Chinese flag in space with the Earth in the backgroundImage source, BBC; Getty Image; Nasa

Three Chinese astronauts have begun a six-month mission, to work on the country’s new space station.

It is China’s latest step towards making itself a leading space power for the decades ahead.

What is the Tiangong space station?

Last year, China put into orbit the first module of its Tiangong or “Heavenly Palace” space station. It plans to add more modules, such as Mengtian science lab, by the end of the year.

Next year, it will launch a space telescope, called Xuntian. This will fly close to the space station, and dock with it for servicing and refuelling.

Tiangong will have its own power, propulsion, life support systems and living quarters.

China is only the third country in history to have put both astronauts into space and to build a space station, after the Soviet Union (and now Russia) and the US.

It has big ambitions for Tiangong and hopes it will replace the International Space Station (ISS), which is due to be decommissioned in 2031.

Chinese astronauts are excluded from the ISS because US law bans its space agency, Nasa, from sharing its data with China.

China’s plans to reach the Moon and Mars

China’s ambitions do not end there.

A few years from now it wants to take samples from asteroids near the Earth.

By 2030, it aims to have put its first astronauts on the Moon, and to have sent probes to collect samples from Mars and Jupiter.

What are other countries doing?

As China expands its role in space, several other countries are also aiming to get to the Moon.

Who makes the rules for space?

  • The UN Outer Space Treaty of 1967 says nowhere in space can be claimed by any one nation
  • The UN Moon Agreement of 1979 says space should not be commercially exploited, but the US, China and Russia have refused to sign
  • Now, the US is promoting its Artemis Accords, spelling out how nations can exploit the Moon’s minerals in a co-operative way
  • Russia and China won’t sign the Accords, saying the US has no right to make the rules for space

What is China’s history in space?

China put its first satellite into orbit in 1970 – as it went through massive disruptions caused by the Cultural Revolution.

The only other powers to have gone into space by that stage were the US, the Soviet Union, France and Japan.

In the past 10 years, China has launched more than 200 rockets.

It has already sent an unmanned mission to the Moon, called Chang’e 5, to collect and return rock samples.

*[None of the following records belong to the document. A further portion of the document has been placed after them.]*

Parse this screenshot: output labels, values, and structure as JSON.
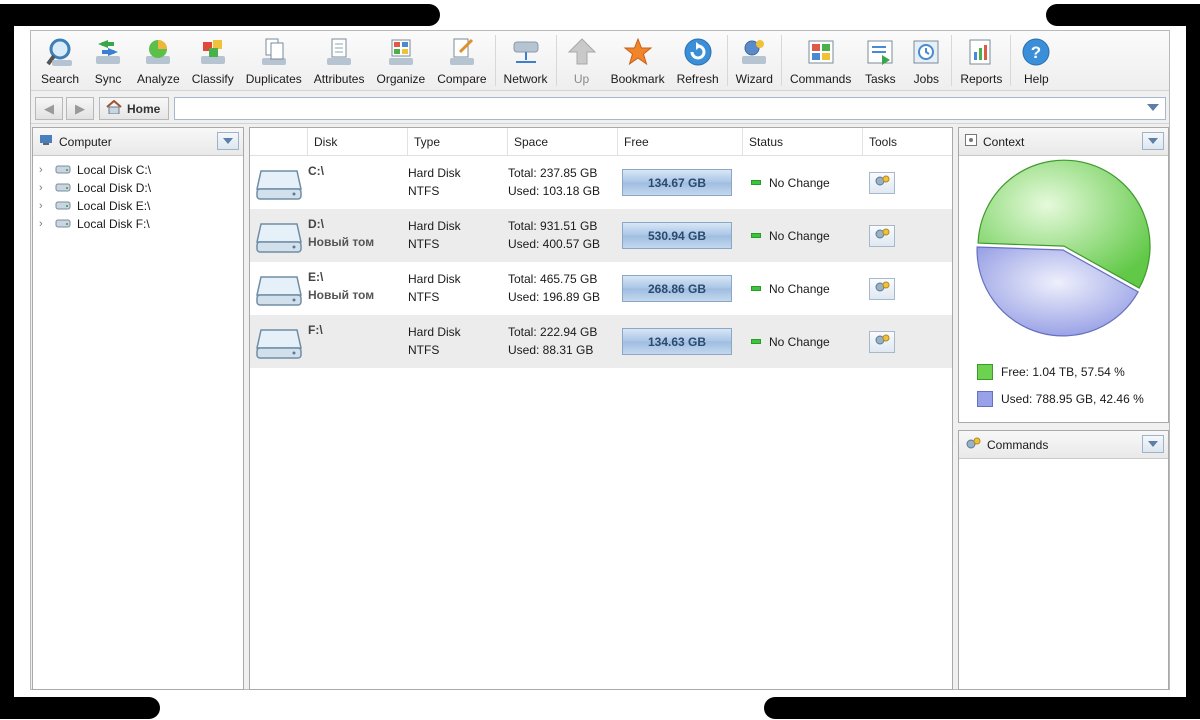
{
  "toolbar": {
    "buttons": [
      {
        "label": "Search",
        "icon": "search-icon"
      },
      {
        "label": "Sync",
        "icon": "sync-icon"
      },
      {
        "label": "Analyze",
        "icon": "analyze-icon"
      },
      {
        "label": "Classify",
        "icon": "classify-icon"
      },
      {
        "label": "Duplicates",
        "icon": "duplicates-icon"
      },
      {
        "label": "Attributes",
        "icon": "attributes-icon"
      },
      {
        "label": "Organize",
        "icon": "organize-icon"
      },
      {
        "label": "Compare",
        "icon": "compare-icon"
      },
      {
        "label": "Network",
        "icon": "network-icon"
      },
      {
        "label": "Up",
        "icon": "up-arrow-icon",
        "disabled": true
      },
      {
        "label": "Bookmark",
        "icon": "star-icon"
      },
      {
        "label": "Refresh",
        "icon": "refresh-icon"
      },
      {
        "label": "Wizard",
        "icon": "wizard-icon"
      },
      {
        "label": "Commands",
        "icon": "commands-icon"
      },
      {
        "label": "Tasks",
        "icon": "tasks-icon"
      },
      {
        "label": "Jobs",
        "icon": "jobs-icon"
      },
      {
        "label": "Reports",
        "icon": "reports-icon"
      },
      {
        "label": "Help",
        "icon": "help-icon"
      }
    ]
  },
  "address": {
    "home_label": "Home",
    "path_value": ""
  },
  "left_panel": {
    "title": "Computer",
    "items": [
      {
        "label": "Local Disk C:\\"
      },
      {
        "label": "Local Disk D:\\"
      },
      {
        "label": "Local Disk E:\\"
      },
      {
        "label": "Local Disk F:\\"
      }
    ]
  },
  "grid": {
    "columns": [
      "Disk",
      "Type",
      "Space",
      "Free",
      "Status",
      "Tools"
    ],
    "rows": [
      {
        "disk": "C:\\",
        "label": "",
        "type": "Hard Disk",
        "fs": "NTFS",
        "total": "Total: 237.85 GB",
        "used": "Used: 103.18 GB",
        "free": "134.67 GB",
        "status": "No Change"
      },
      {
        "disk": "D:\\",
        "label": "Новый том",
        "type": "Hard Disk",
        "fs": "NTFS",
        "total": "Total: 931.51 GB",
        "used": "Used: 400.57 GB",
        "free": "530.94 GB",
        "status": "No Change"
      },
      {
        "disk": "E:\\",
        "label": "Новый том",
        "type": "Hard Disk",
        "fs": "NTFS",
        "total": "Total: 465.75 GB",
        "used": "Used: 196.89 GB",
        "free": "268.86 GB",
        "status": "No Change"
      },
      {
        "disk": "F:\\",
        "label": "",
        "type": "Hard Disk",
        "fs": "NTFS",
        "total": "Total: 222.94 GB",
        "used": "Used: 88.31 GB",
        "free": "134.63 GB",
        "status": "No Change"
      }
    ]
  },
  "context_panel": {
    "title": "Context",
    "free_legend": "Free: 1.04 TB, 57.54 %",
    "used_legend": "Used: 788.95 GB, 42.46 %",
    "free_pct": 57.54,
    "used_pct": 42.46,
    "colors": {
      "free": "#7fd95f",
      "used": "#a4acec"
    }
  },
  "commands_panel": {
    "title": "Commands"
  }
}
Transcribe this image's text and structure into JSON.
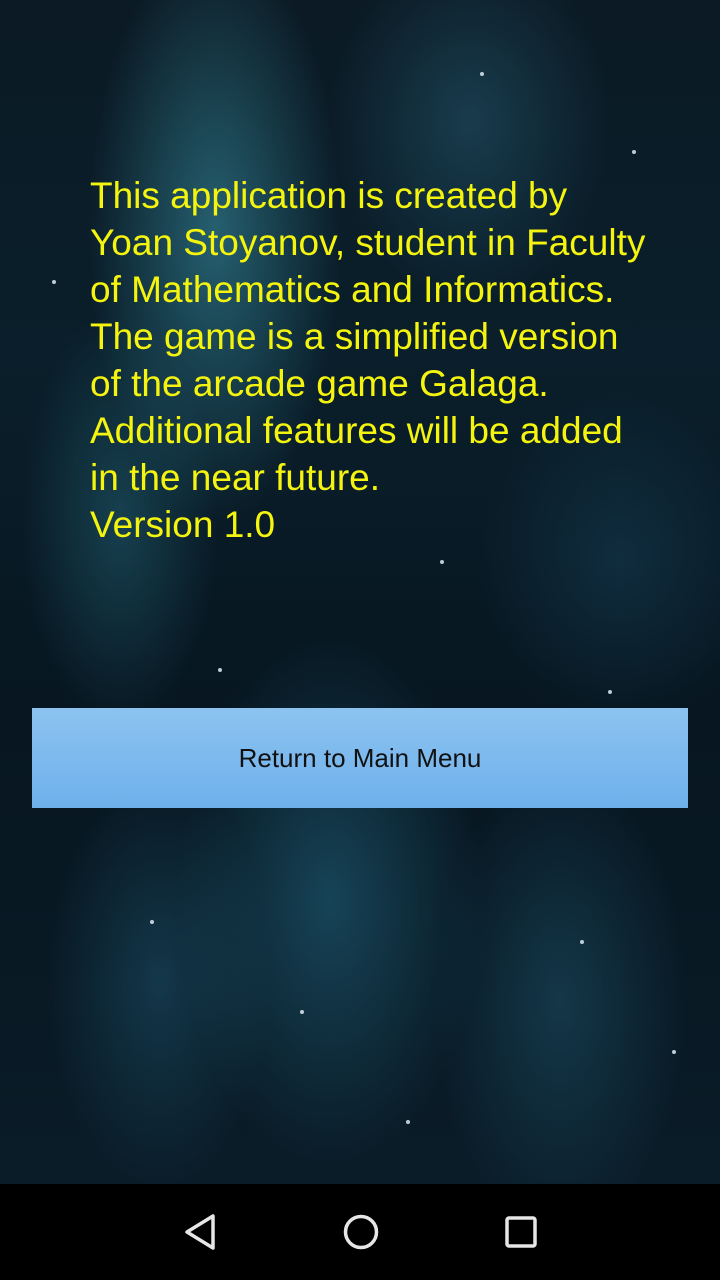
{
  "about": {
    "lines": [
      "This application is created by",
      "Yoan Stoyanov, student in Faculty",
      "of Mathematics and Informatics.",
      "The game is a simplified version",
      "of the arcade game Galaga.",
      "Additional features will be added",
      "in the near future.",
      "Version 1.0"
    ],
    "text_color": "#f4f40e"
  },
  "button": {
    "label": "Return to Main Menu",
    "color": "#7ab8ee"
  },
  "nav_bar": {
    "back_icon": "back-triangle-icon",
    "home_icon": "home-circle-icon",
    "recents_icon": "recents-square-icon"
  }
}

It planted a Chinese flag on the lunar surface – which was deliberately bigger than previous US flags.

With the launch of Shenzhou 14, China has now put 14 astronauts into space, compared with 340 by the US and more than 130 by the Soviet Union (and now Russia).

But there have been setbacks. In 2021, part of a Chinese rocket tumbled out of orbit and crashed into the Atlantic Ocean and two launches failed in 2020.

Who is paying for China’s space programme?

Chinese state media Xinhua said at least 300,000 people have worked on China’s space projects – almost 18 times as many as currently work for Nasa.

The Chinese National Space Administration was set up in 2003 with an initial annual budget of two billion yuan ($300m, £240m).

However, in 2016 China opened its space industry to private companies, and these are now investing more than 10 billion yuan ($1.5bn, £1.2bn) a year, according to Chinese media.

Why is China going into space?

China is keen to develop its satellite technology, for telecommunications, air traffic management, weather forecasting and navigation and more.

But many of its satellites also have military purposes. They can help it spy on rival powers, and guide long-range missiles.

Lucinda King, space project manager at Portsmouth University, says China is not just focussing on high-profile space missions: “They are prolific in all aspects of space. They have the political motivation and the resources to fund their planned programmes.”

China’s Moon missions are partly motivated by the opportunities to extract rare earth metals from its surface.

However, Prof Sa’id Mosteshar, director of the London Institute of Space Policy and Law at the University of London, says it probably would not pay for China to send repeated mining missions to the Moon.

Instead, he says China’s space programme is driven more by a desire to impress the rest of the world. “It’s a projection of power and a demonstration of technological advancement.”